Four ways to guess if Chinese text is happy, from dictionaries to ALBERT
A practical survey of sentiment analysis techniques, from 1990s-style lexicons to BERT-era models, with working code for each.

What it does
This repo implements four distinct approaches to Chinese sentiment analysis: dictionary-based scoring, Naive Bayes, ALBERT+TextCNN, and a variant that learns emoji semantics as unknown tokens. Each gets its own subdirectory with runnable code. The README frames text classification as NLP’s foundational task — everything else is just classification in fancy clothes.
The interesting bit
The emoji-handling variant is the unusual one. Instead of stripping or ignoring emojis, it treats them as unknown tokens and learns their semantic vectors during fine-tuning.

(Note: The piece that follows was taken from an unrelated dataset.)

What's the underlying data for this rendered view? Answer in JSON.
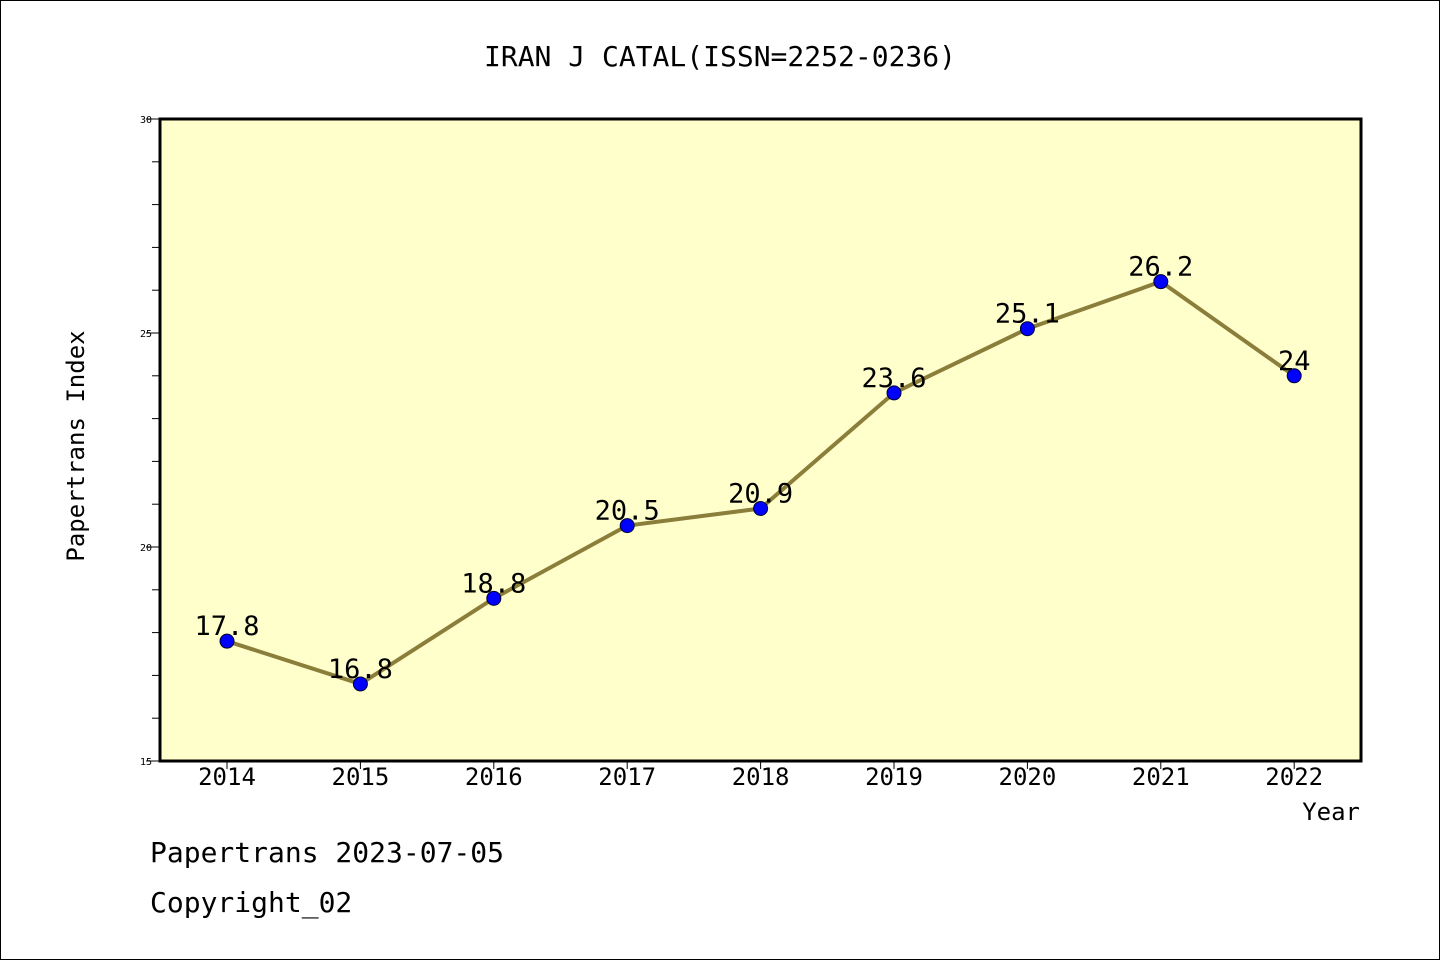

The README is vague on whether this actually helps — it just says the goal is “recognizing unknown token emotional semantics” — but the approach itself is a neat acknowledgment that informal text doesn’t cooperate with clean vocabularies.
Key highlights
- Four implementations spanning rule-based, classical ML, and deep learning
- ALBERT+TextCNN, not raw BERT — lighter, faster, good enough for this task
- Emoji-aware variant handles out-of-vocabulary symbols via learned embeddings
- All methods paired with Chinese-language Zhihu articles explaining the code
- Python 3.7.6, TensorFlow-era tooling (no mention of PyTorch or modern versions)
Caveats
- No benchmarks, accuracy numbers, or dataset details anywhere in the README
- “ALBERT+TextCNN” appears twice with nearly identical descriptions; the emoji variant’s actual delta is barely explained
- Dictionary and Bayes methods are stated as working but receive no performance discussion
Verdict
Useful if you need a quick comparative survey of sentiment analysis paradigms with working Chinese examples. Skip if you need production-ready metrics, modern framework support, or anything beyond the README’s hand-wavy claims about effectiveness.